Ini adalah
sepenggal kisah hidupku, yang pernah aku alami pada tahun-tahun terakhirku
kuliah di Jogja... suatu peristiwa yang banyak merubah hidupku dan tak pernah
aku lupa. karena penggalan kisah ini hanyalah sebagian kecil dari
kepingan-kipingan waktu yang sedang aku coba susun menjadi sebuah perjalan
hidup seorang Yoga...
Gerimis baru
saja reda. Kabut masih menyelimuti lembah di Kaki Merapi. Kulirik jam di tangan
kananku, sudah hampir jam lima
sore. Aku harus kembali ke rumah Mbah Marijan. Karena aku sama sekali tidak
membawa perlengkapan camping jika bermalam di lembah ini.
Baru saja aku
hendak meninggalkan lembah, alunan tembang Dhandhang Gulo kembali terdengar
lembut di telingaku. Aku selalu mengunjungi lembah ini, sebagai tempat aku
menangkan diri untuk menulis.

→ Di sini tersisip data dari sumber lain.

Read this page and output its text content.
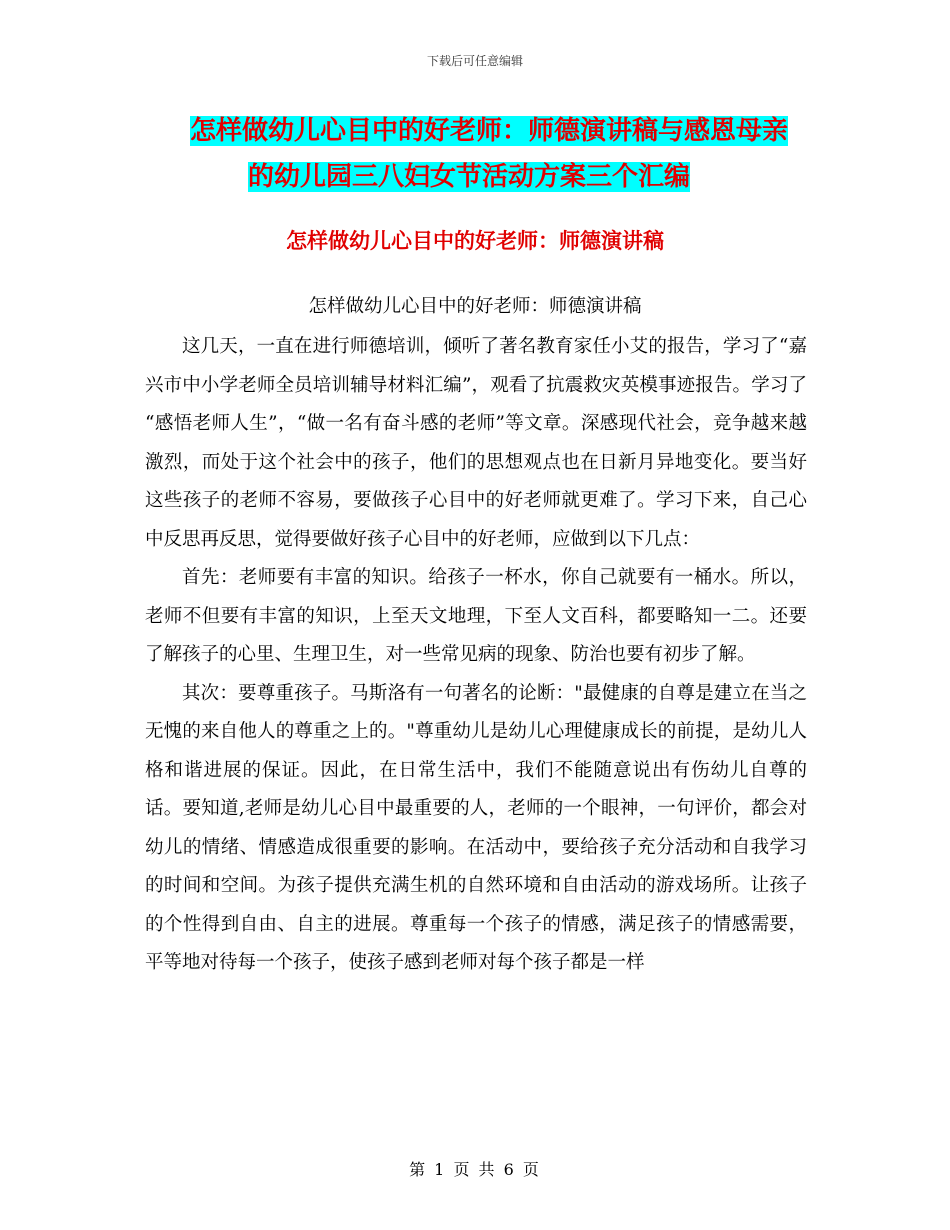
下载后可任意编辑
怎样做幼儿心目中的好老师：师德演讲稿与感恩母亲
的幼儿园三八妇女节活动方案三个汇编
怎样做幼儿心目中的好老师：师德演讲稿
怎样做幼儿心目中的好老师：师德演讲稿

这几天，一直在进行师德培训，倾听了著名教育家任小艾的报告，学习了“嘉兴市中小学老师全员培训辅导材料汇编”，观看了抗震救灾英模事迹报告。学习了 “感悟老师人生”，“做一名有奋斗感的老师”等文章。深感现代社会，竞争越来越激烈，而处于这个社会中的孩子，他们的思想观点也在日新月异地变化。要当好这些孩子的老师不容易，要做孩子心目中的好老师就更难了。学习下来，自己心中反思再反思，觉得要做好孩子心目中的好老师，应做到以下几点：

首先：老师要有丰富的知识。给孩子一杯水，你自己就要有一桶水。所以，老师不但要有丰富的知识，上至天文地理，下至人文百科，都要略知一二。还要了解孩子的心里、生理卫生，对一些常见病的现象、防治也要有初步了解。

其次：要尊重孩子。马斯洛有一句著名的论断："最健康的自尊是建立在当之无愧的来自他人的尊重之上的。"尊重幼儿是幼儿心理健康成长的前提，是幼儿人格和谐进展的保证。因此，在日常生活中，我们不能随意说出有伤幼儿自尊的话。要知道,老师是幼儿心目中最重要的人，老师的一个眼神，一句评价，都会对幼儿的情绪、情感造成很重要的影响。在活动中，要给孩子充分活动和自我学习的时间和空间。为孩子提供充满生机的自然环境和自由活动的游戏场所。让孩子的个性得到自由、自主的进展。尊重每一个孩子的情感，满足孩子的情感需要，平等地对待每一个孩子，使孩子感到老师对每个孩子都是一样

第 1 页 共 6 页
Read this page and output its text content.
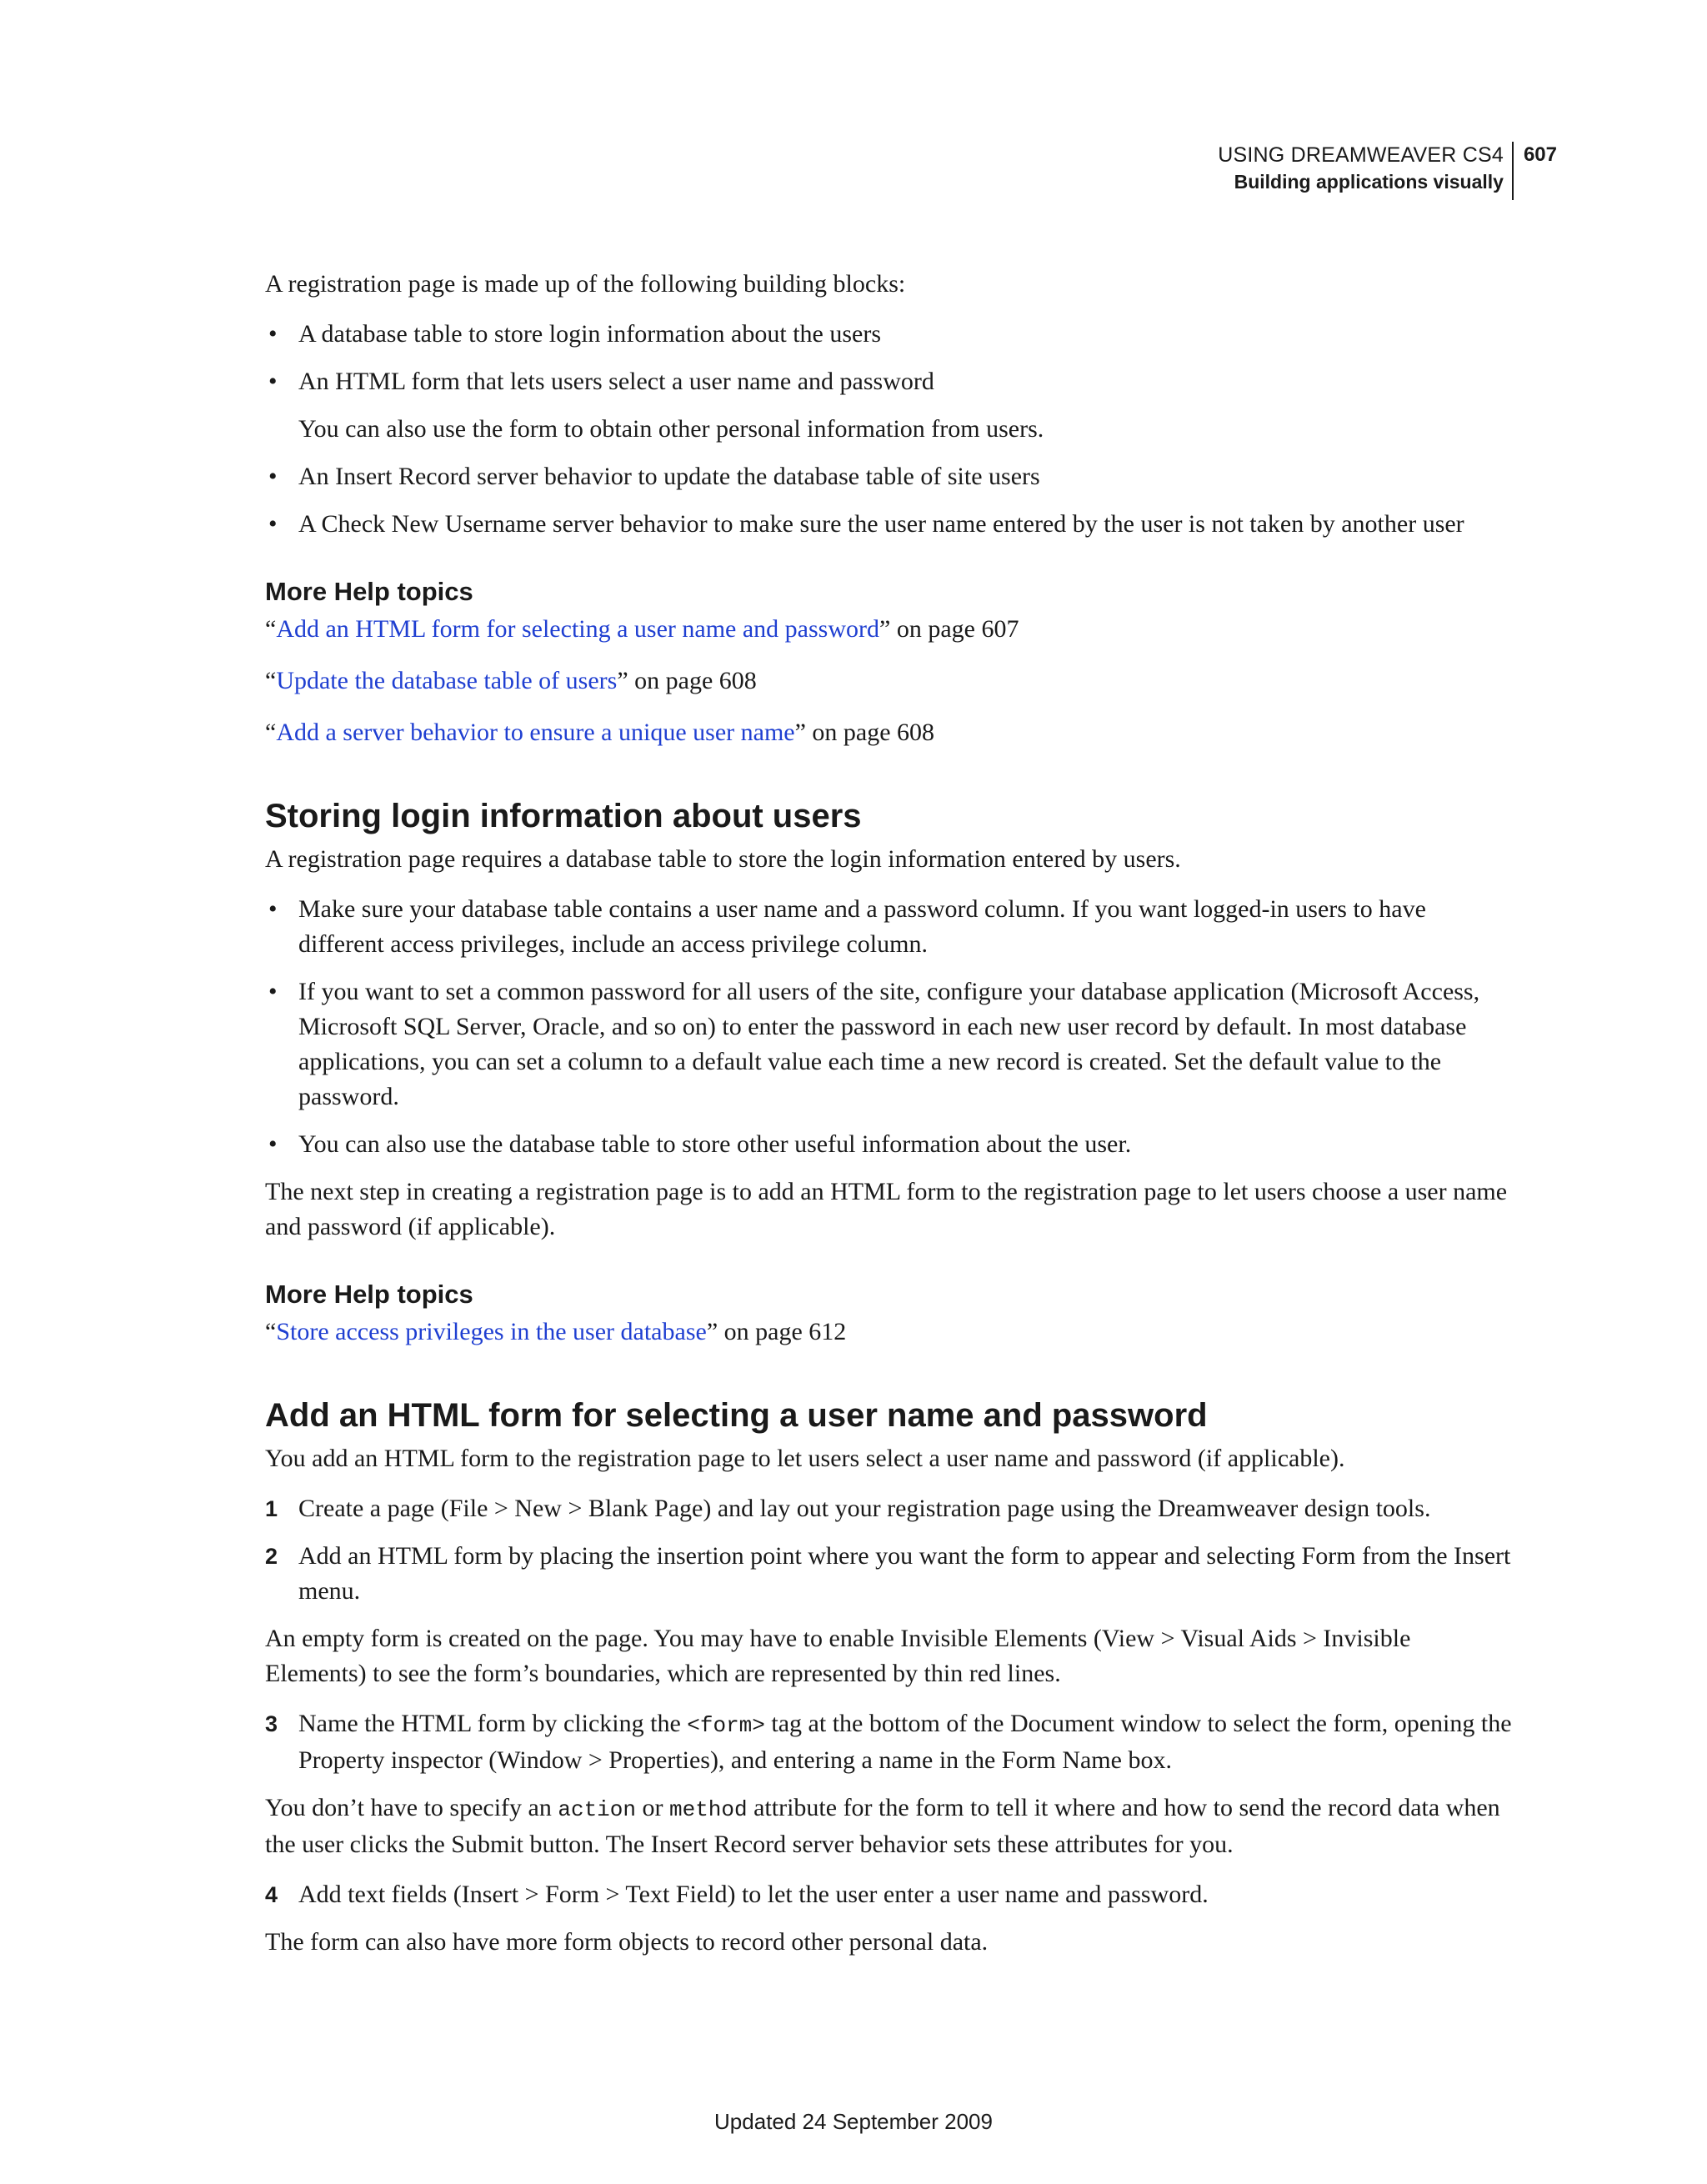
USING DREAMWEAVER CS4
Building applications visually
607

A registration page is made up of the following building blocks:

• A database table to store login information about the users
• An HTML form that lets users select a user name and password

You can also use the form to obtain other personal information from users.

• An Insert Record server behavior to update the database table of site users
• A Check New Username server behavior to make sure the user name entered by the user is not taken by another user
More Help topics

“Add an HTML form for selecting a user name and password” on page 607

“Update the database table of users” on page 608

“Add a server behavior to ensure a unique user name” on page 608

Storing login information about users

A registration page requires a database table to store the login information entered by users.

• Make sure your database table contains a user name and a password column. If you want logged-in users to have different access privileges, include an access privilege column.
• If you want to set a common password for all users of the site, configure your database application (Microsoft Access, Microsoft SQL Server, Oracle, and so on) to enter the password in each new user record by default. In most database applications, you can set a column to a default value each time a new record is created. Set the default value to the password.
• You can also use the database table to store other useful information about the user.

The next step in creating a registration page is to add an HTML form to the registration page to let users choose a user name and password (if applicable).

More Help topics

“Store access privileges in the user database” on page 612

Add an HTML form for selecting a user name and password

You add an HTML form to the registration page to let users select a user name and password (if applicable).

1 Create a page (File > New > Blank Page) and lay out your registration page using the Dreamweaver design tools.
2 Add an HTML form by placing the insertion point where you want the form to appear and selecting Form from the Insert menu.

An empty form is created on the page. You may have to enable Invisible Elements (View > Visual Aids > Invisible Elements) to see the form’s boundaries, which are represented by thin red lines.

3 Name the HTML form by clicking the <form> tag at the bottom of the Document window to select the form, opening the Property inspector (Window > Properties), and entering a name in the Form Name box.

You don’t have to specify an action or method attribute for the form to tell it where and how to send the record data when the user clicks the Submit button. The Insert Record server behavior sets these attributes for you.

4 Add text fields (Insert > Form > Text Field) to let the user enter a user name and password.

The form can also have more form objects to record other personal data.

Updated 24 September 2009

Dan setiap kali aku hendak beranjak, selalu saja
terdengar suara wanita yang menyanyikan tembang Dhandhang Gulo. Suaranya sangat
lembut dan terdengar begitu jauh. Entah siapa yang menyanyikan dan dari mana
suara itu berasal. Biasanya aku mendengarkan alunan tembang tersebut sambil
meninggalkan lembah ini. Tapi kali ini aku menjadi sangat penasaran. Aku
benar-benar ingin tahu dari mana suara itu berasal.
Aku hentikan
langkahku. Kupandang sekelilingku, tidak ada apa-apa. Selain hamparan bukit
yang di selimuti kabut. Aku pasang telingaku baik-baik. Mencoba mencari arah
suara itu di sela-sela nyanyian kumbang menyambut malam.
Hari semakin
gelap, hawa dinginpun mulai merayapi tubuhku dan aku masih mencari asal suara
itu. Aku yakin suara itu berasal dari sini. Dari lembah merapi! Aku sudah
berjanji pada Mbah marijan untuk kembali sebelum maghrib. Tapi rasa penasaranku
mengurungkan aku untuk segera kembali ke rumah Mbah Marijan. Sekitar setengah
jam lagi pasti terdengar adzan maghrib. Seandainya aku pulang sekarangpun,
tetap saja aku tidak bisa ikut sholat maghrib berjamah di mushola dekat rumah
Mbah Marijan. Tidak apa-apa aku akan sholat di sini saja, semoga saja Mbah
Marijan masih menyisakan sayur lodehhnya untuk makan malamku nanti.
Aku susuri
sungai kecil di dasar lembah, firasatku kuat menyatakan bahwa suara tersebut
berasal dari sekitar sungai. Memang nyanyian tersebut terdengar semakin jelas
dari sini. Dan suara gemerisik air seolah menjelma menjadi alunan musik yang
mengiringi nyanyian tersebut. Benar-benar suara yang merdu.
Aku mencoba
menghayati setiap alunan nada pada nyanyian tersebut. Semakin dalam aku
menghayatinya, semakin aku merasa sangat familiar dengan pemilik suaranya.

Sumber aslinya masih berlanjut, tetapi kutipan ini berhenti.